Endpin Installation

Discussion in 'Setup & Repair [DB]' started by jamesdotcom, Dec 4, 2002.

  1. How easy/hard is it to install a new endpin (this includes removing the current endpin)?

    Is it as simple as pulling the old one out and sticking the new one in, or is there glue involved?

    The reason I ask is because Kolstein's is offering a pretty nifty looking endpin for sale on Ebay, and I definitely need a new (read: working) endpin.

    Any thoughts/experiences would be gladly appreciated.

  2. mchildree

    mchildree Supporting Member

    Sep 4, 2000
    Depends on the diameter of you new endpin vs the old one. No glue involved when my luthier upgraded my endpin, but the new one was larger in diameter so the hole had to be reamed larger ( you need the special endpin reamer for this, BTW).
  3. nicklloyd

    nicklloyd Supporting Member/Luthier

    Jan 27, 2002
    Cincinnati, Ohio
    Unless the new endpin collar (the ebony housing that the endpin fits into) happens to fit your bass's current endpin hole, exactly, you will need a special reamer. Or, maybe the hole is bigger than the new collar. You would then need to shim the hole (cheap version) or bush and reream (expensive version) a new hole.
    No glue is used, and it is not a complicated procedure; it's a tapered, friction fit. BUT, the fit needs to be tight, and without this special reamer (@110 bucks) you are Up Sh*t Creek. Any shop that does pro setup work will have this tool; the job prolly won't be more than $30.
  4. Johnny L

    Johnny L

    Feb 14, 2002
    Victoria, TX
    If you are lucky enough to have the new endpin collar larger than the hole, and you're up sh** creek sans paddle, then you can do what I did:

    First, take the old and new endpin and wrap sandpaper around their collars (I used 60 grit). Then alternate between them as you ream away until the new hole accomodates the new endpin collar.

    It took me 8 hours of twisting to do this, but I was hardheaded and wanted to do it myself as inexpensively as possible. Plus, I had the excitement of a real bass to play to keep me charged up. My new endpin fit nice and snug.

    Though I now take my bass to a luthier for work, as I have learned much about real basses, you can try this idea as you see fit.
  5. nicklloyd

    nicklloyd Supporting Member/Luthier

    Jan 27, 2002
    Cincinnati, Ohio
    Johnny L has just been awarded the Doublebass Luthier's Trick Of The Day.
    Damn! 8 hours? You must have the patience of Job.
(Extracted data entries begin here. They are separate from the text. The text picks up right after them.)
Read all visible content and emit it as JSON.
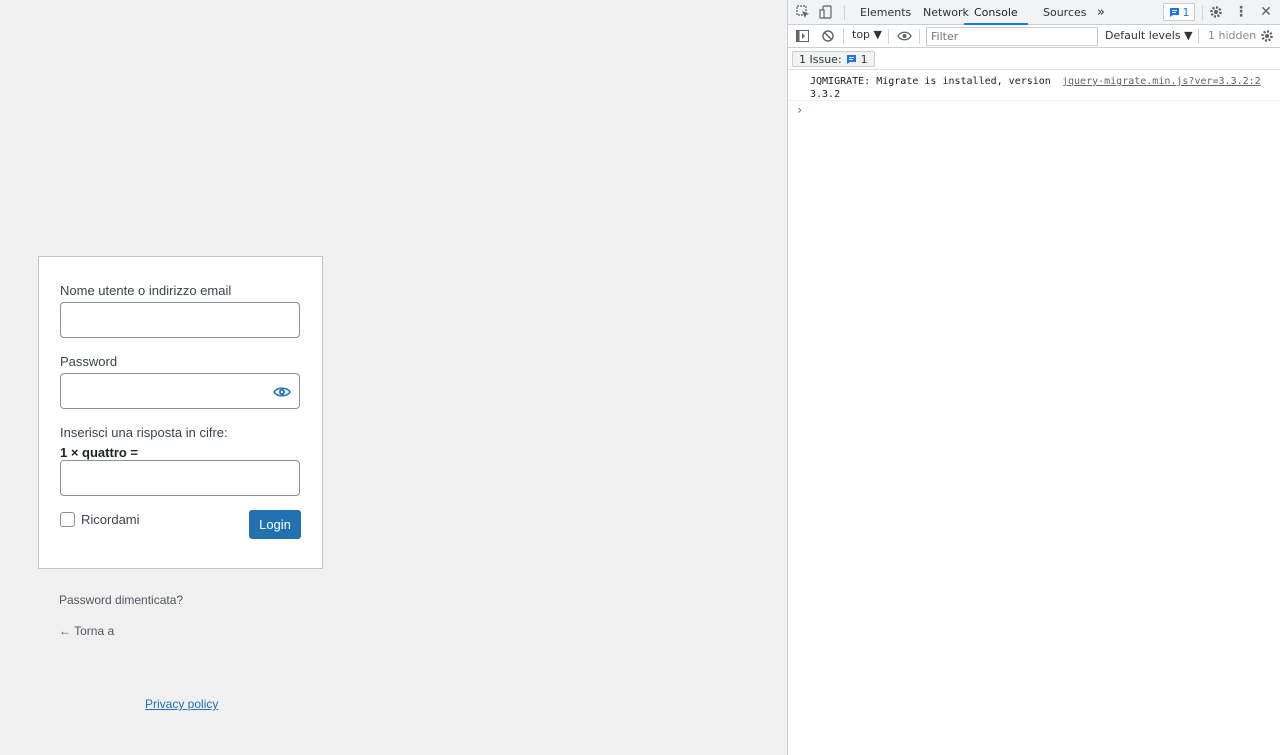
{
  "login": {
    "username_label": "Nome utente o indirizzo email",
    "username_value": "",
    "password_label": "Password",
    "password_value": "",
    "captcha_label": "Inserisci una risposta in cifre:",
    "captcha_question": "1 × quattro =",
    "captcha_value": "",
    "remember_label": "Ricordami",
    "remember_checked": false,
    "login_button": "Login",
    "lost_password_link": "Password dimenticata?",
    "back_link": "← Torna a",
    "privacy_link": "Privacy policy"
  },
  "devtools": {
    "tabs": [
      {
        "label": "Elements",
        "active": false
      },
      {
        "label": "Network",
        "active": false
      },
      {
        "label": "Console",
        "active": true
      },
      {
        "label": "Sources",
        "active": false
      }
    ],
    "more_tabs_glyph": "»",
    "issues_badge_count": "1",
    "context": "top ▼",
    "filter_placeholder": "Filter",
    "levels": "Default levels ▼",
    "hidden": "1 hidden",
    "issues_chip_text": "1 Issue:",
    "issues_chip_count": "1",
    "console_message": "JQMIGRATE: Migrate is installed, version 3.3.2",
    "console_source": "jquery-migrate.min.js?ver=3.3.2:2",
    "prompt": "›",
    "accent_color": "#1a73e8"
  }
}
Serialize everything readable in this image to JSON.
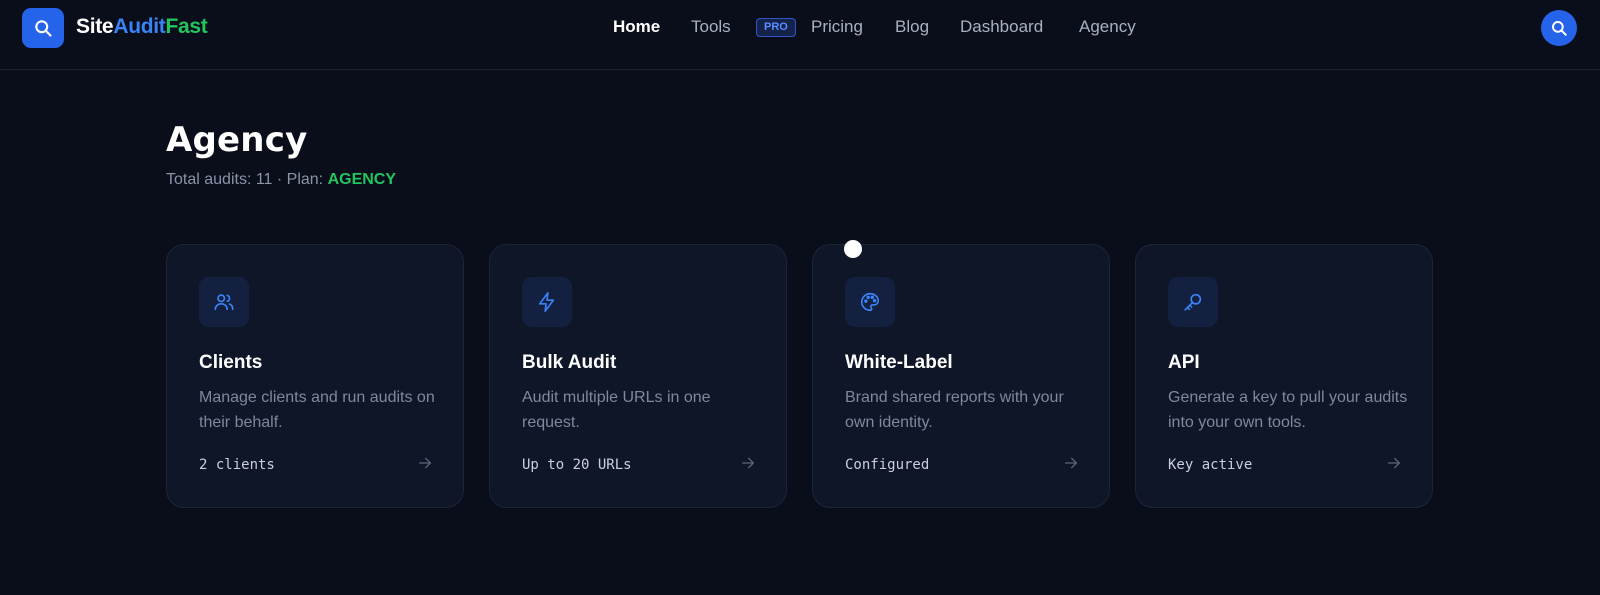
{
  "brand": {
    "part1": "Site",
    "part2": "Audit",
    "part3": "Fast"
  },
  "nav": {
    "home": "Home",
    "tools": "Tools",
    "tools_badge": "PRO",
    "pricing": "Pricing",
    "blog": "Blog",
    "dashboard": "Dashboard",
    "agency": "Agency"
  },
  "page": {
    "title": "Agency",
    "subtitle_prefix": "Total audits: 11 · Plan: ",
    "plan": "AGENCY"
  },
  "cards": [
    {
      "icon": "users-icon",
      "title": "Clients",
      "description": "Manage clients and run audits on their behalf.",
      "status": "2 clients"
    },
    {
      "icon": "bolt-icon",
      "title": "Bulk Audit",
      "description": "Audit multiple URLs in one request.",
      "status": "Up to 20 URLs"
    },
    {
      "icon": "palette-icon",
      "title": "White-Label",
      "description": "Brand shared reports with your own identity.",
      "status": "Configured"
    },
    {
      "icon": "key-icon",
      "title": "API",
      "description": "Generate a key to pull your audits into your own tools.",
      "status": "Key active"
    }
  ],
  "colors": {
    "background": "#0a0e1a",
    "accent": "#2563eb",
    "green": "#22c55e"
  }
}
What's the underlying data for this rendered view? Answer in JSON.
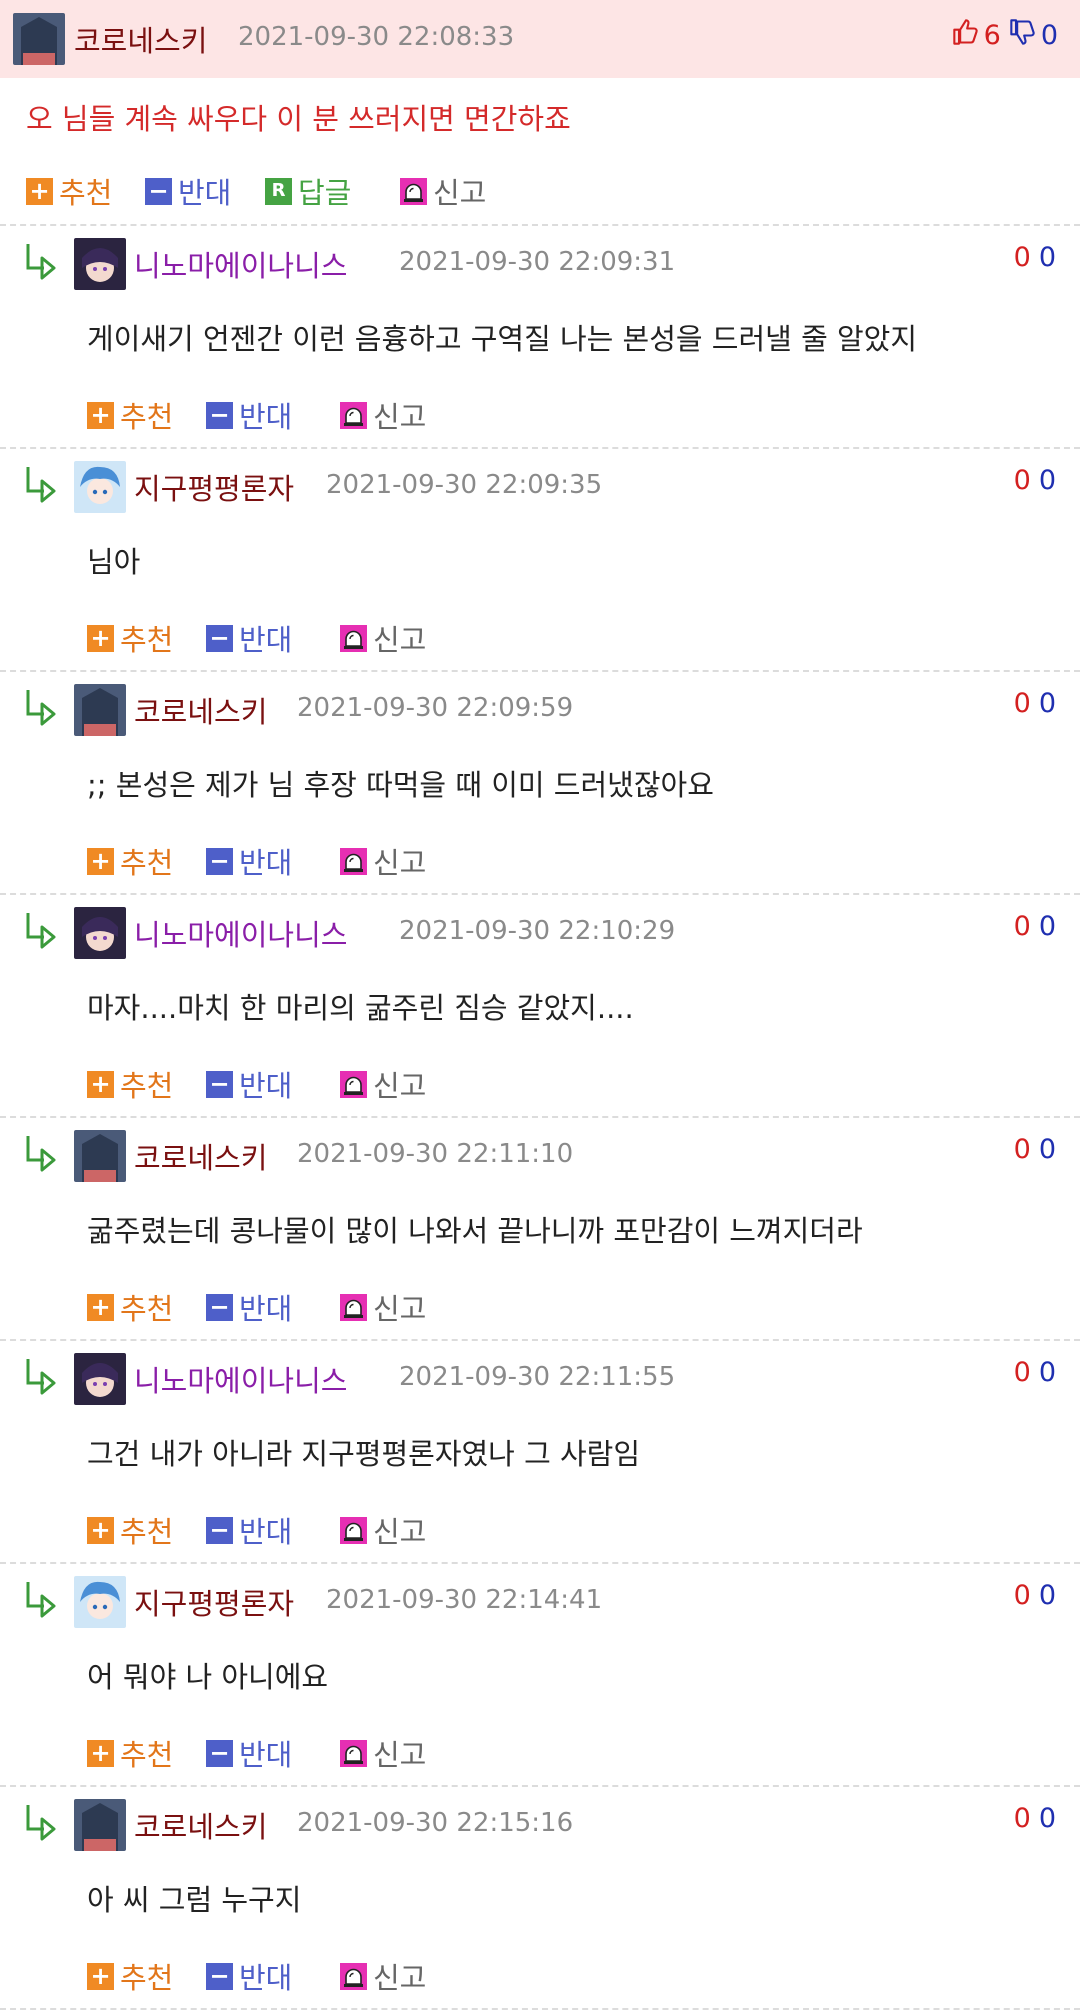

That would be like rough-arching a bass top with a 10mm fingerplane. Wow....
  6. Johnny L

    Johnny L

    Feb 14, 2002
    Victoria, TX
    Thanks, but if I was a real luthier that imaginary reamer would have been paid for 10 times over already.

    Patience...I just wish my musical development only took so long (heh). Thank goodness for luthiers!
  7. ljazz


    Dec 10, 2002
    Cookeville, TN
    Why wouldn't you just simply sand down the diameter of the collar?

    Also, I've got the exact opposite problem. The collar is just not quite large enough. Are there any "at home" methods for shimming to cover me until I get it into a luthier for it's regularly scheduled checkup?
  8. Johnny L

    Johnny L

    Feb 14, 2002
    Victoria, TX
    Well, I did consider shrinking the new collar somehow...but it was just simpler to go the other direction. With only the simple tools at my disposal - sandpaper and 2 hands - increasing the size of the endpin block's hole was my best bet.

    Plus, I when I took out my original endpin I noticed that the fit was tapered. My new endpin collar was also tapered, so I kept it all consistent. Shrinking the new collar with only sandpaper wasn't going to guarantee a taper without gaps for me, and I felt better having no gaps between the new endpin collar and the endpin block. Full body contact was my goal in the endpin-block-hole-reaming process. I'm no luthier, and I don't have an army of shop tools at my disposal.

    If I had your problem, I'd increase the collar's diameter by doing my best masking tape wrap around the collar until I got a snug fit. My first teacher did that at home to his old killer bass until he took it to a luthier right before his next performance.
  9. Does the masking tape deal have any kind of negative impact on ... uhh... anything? I just "installed" my endpin with a similar ghetto-rig (using a paper towl). It fits pretty snug, but what do I know?